The Chief Medical Director of the Hospital, Dr Aisha Adamu Buba disclosed this at the facility to the Chairman and members of the Special Independent Investigative Panel on Human Rights Violations in Counter Insurgency Operations in North East Nigeria.
She said, “I have never heard of Reuters’ report.”
The CMD told the 7-Member panel chaired by Justice Abdu Aboki that the hospital under her watch offers first aid services to returnees and those that require referrals are sent to other hospitals to manage severe cases such as fractures.
In the same manner, other key staff of the hospital gave their oral evidence before the panel thereby corroborating the testimony of the CMD that the hospital maintains a high level of professionalism among the various professionals working in the hospital.
Other personnel of the Hospital who testified before the visiting investigative panel are the Head of the Pharmacy department, Modi Ali Gambo, the Head of the Nursing Services department, Abdullahi Madu Bririma, Head Laboratory Services department Abdullahi Ago and the Mortician, Adamu Haruna.

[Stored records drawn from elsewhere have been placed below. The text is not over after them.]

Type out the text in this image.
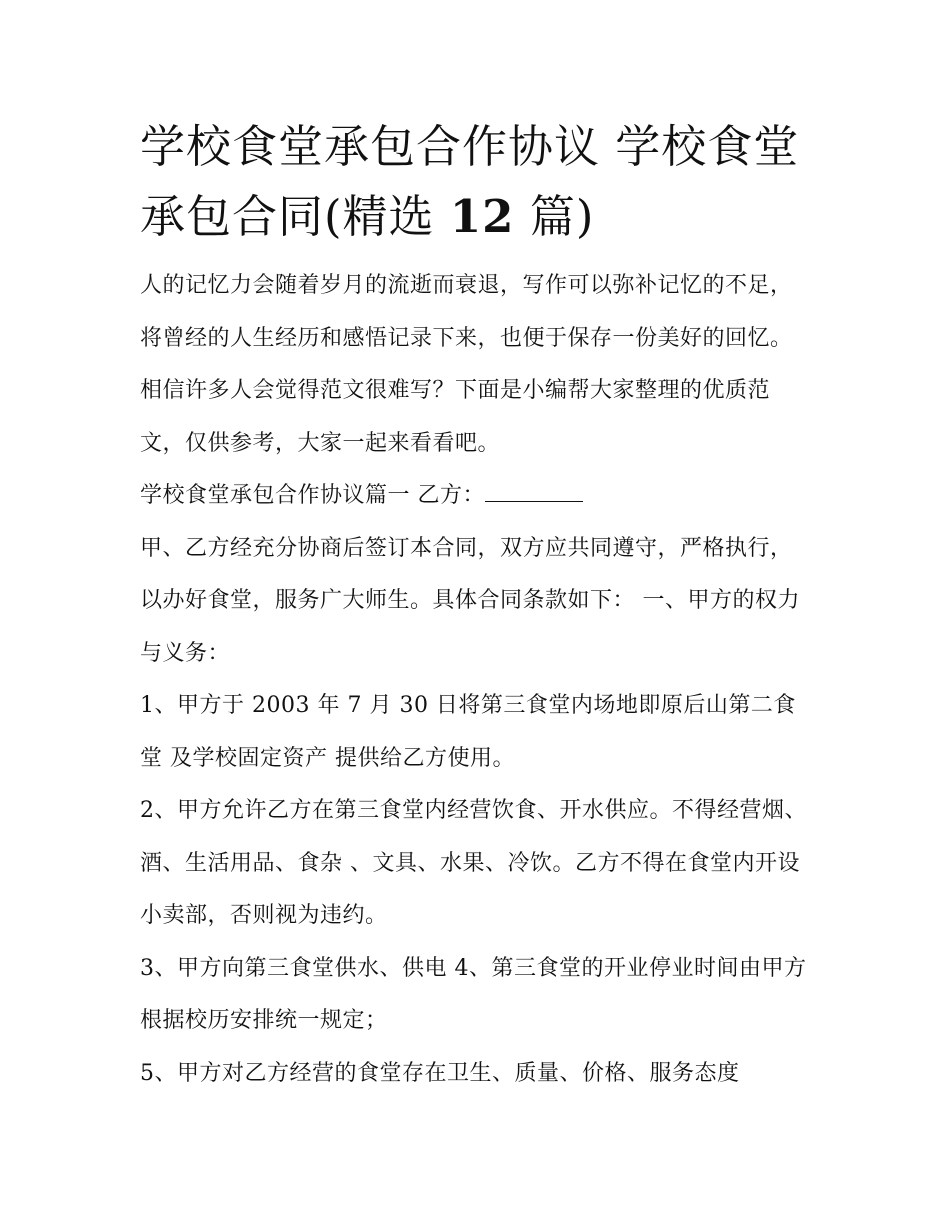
学校食堂承包合作协议 学校食堂承包合同(精选 12 篇)

人的记忆力会随着岁月的流逝而衰退，写作可以弥补记忆的不足，将曾经的人生经历和感悟记录下来，也便于保存一份美好的回忆。相信许多人会觉得范文很难写？下面是小编帮大家整理的优质范文，仅供参考，大家一起来看看吧。

学校食堂承包合作协议篇一 乙方：

甲、乙方经充分协商后签订本合同，双方应共同遵守，严格执行，以办好食堂，服务广大师生。具体合同条款如下： 一、甲方的权力与义务：

1、甲方于 2003 年 7 月 30 日将第三食堂内场地即原后山第二食堂 及学校固定资产 提供给乙方使用。

2、甲方允许乙方在第三食堂内经营饮食、开水供应。不得经营烟、酒、生活用品、食杂 、文具、水果、冷饮。乙方不得在食堂内开设小卖部，否则视为违约。

3、甲方向第三食堂供水、供电 4、第三食堂的开业停业时间由甲方根据校历安排统一规定；

5、甲方对乙方经营的食堂存在卫生、质量、价格、服务态度
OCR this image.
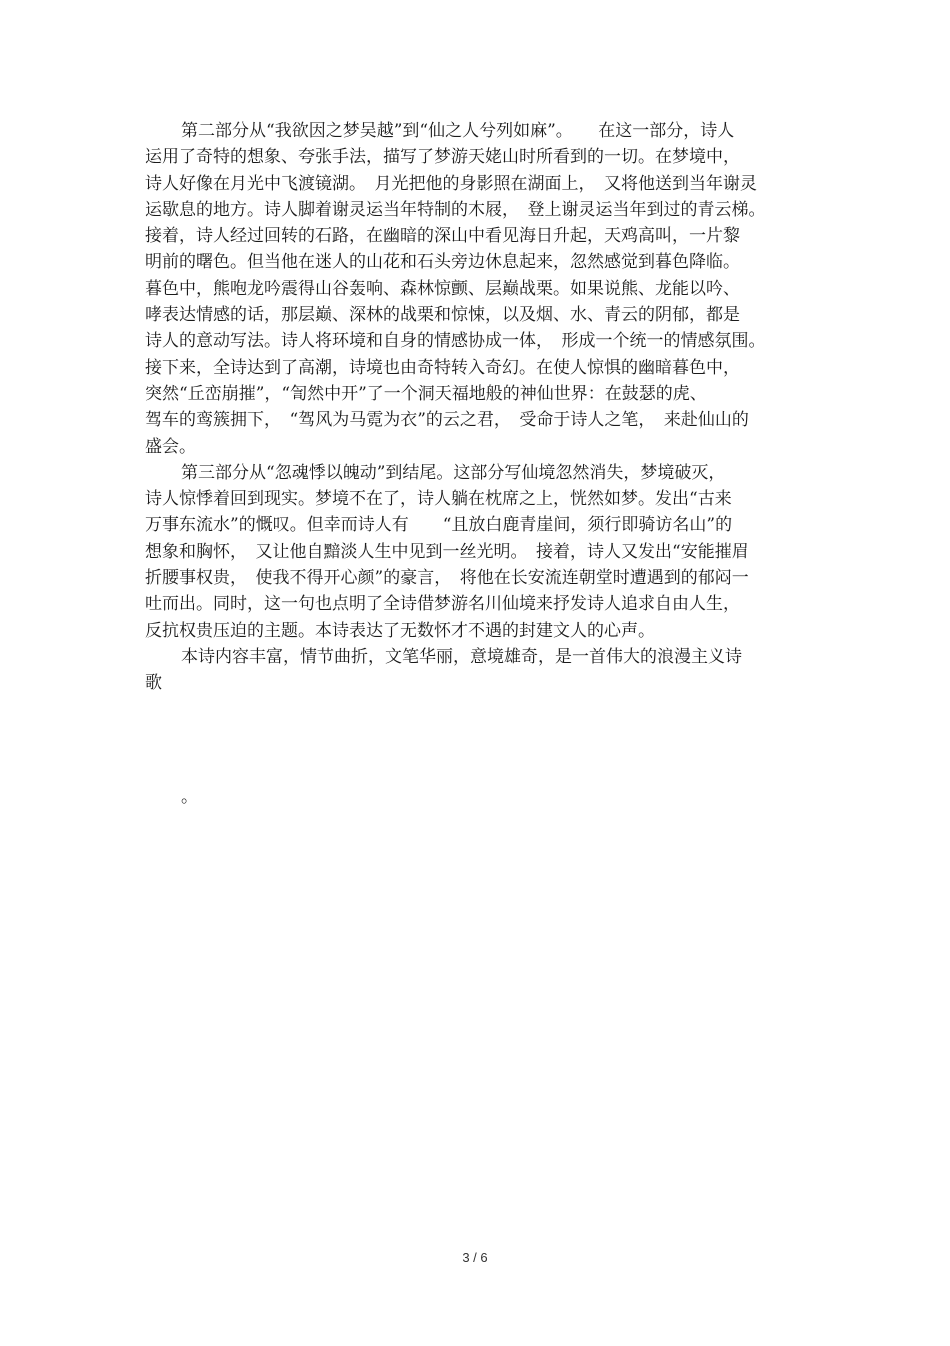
第二部分从“我欲因之梦吴越”到“仙之人兮列如麻”。　　在这一部分，诗人
运用了奇特的想象、夸张手法，描写了梦游天姥山时所看到的一切。在梦境中，
诗人好像在月光中飞渡镜湖。　月光把他的身影照在湖面上，　又将他送到当年谢灵
运歇息的地方。诗人脚着谢灵运当年特制的木屐，　登上谢灵运当年到过的青云梯。
接着，诗人经过回转的石路，在幽暗的深山中看见海日升起，天鸡高叫，一片黎
明前的曙色。但当他在迷人的山花和石头旁边休息起来，忽然感觉到暮色降临。
暮色中，熊咆龙吟震得山谷轰响、森林惊颤、层巅战栗。如果说熊、龙能以吟、
哮表达情感的话，那层巅、深林的战栗和惊悚，以及烟、水、青云的阴郁，都是
诗人的意动写法。诗人将环境和自身的情感协成一体，　形成一个统一的情感氛围。
接下来，全诗达到了高潮，诗境也由奇特转入奇幻。在使人惊惧的幽暗暮色中，
突然“丘峦崩摧”，“訇然中开”了一个洞天福地般的神仙世界：在鼓瑟的虎、
驾车的鸾簇拥下，　“驾风为马霓为衣”的云之君，　受命于诗人之笔，　来赴仙山的
盛会。
第三部分从“忽魂悸以魄动”到结尾。这部分写仙境忽然消失，梦境破灭，
诗人惊悸着回到现实。梦境不在了，诗人躺在枕席之上，恍然如梦。发出“古来
万事东流水”的慨叹。但幸而诗人有　　“且放白鹿青崖间，须行即骑访名山”的
想象和胸怀，　又让他自黯淡人生中见到一丝光明。　接着，诗人又发出“安能摧眉
折腰事权贵，　使我不得开心颜”的豪言，　将他在长安流连朝堂时遭遇到的郁闷一
吐而出。同时，这一句也点明了全诗借梦游名川仙境来抒发诗人追求自由人生，
反抗权贵压迫的主题。本诗表达了无数怀才不遇的封建文人的心声。
本诗内容丰富，情节曲折，文笔华丽，意境雄奇，是一首伟大的浪漫主义诗
歌
。
3 / 6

This statement is coming in response to a report by an international news agency, Reuters that alleged late last year in its three-part report that the Nigerian military since 2013 was involved in a secret, systematic and illegal abortion of 10,000 pregnancies, infanticide and other forms of Sexual and Gender-Based Violence while fighting insurrection in the North East.
It is likely to spark further debates about the claims made by Reuters which have been denied by the Nigerian military.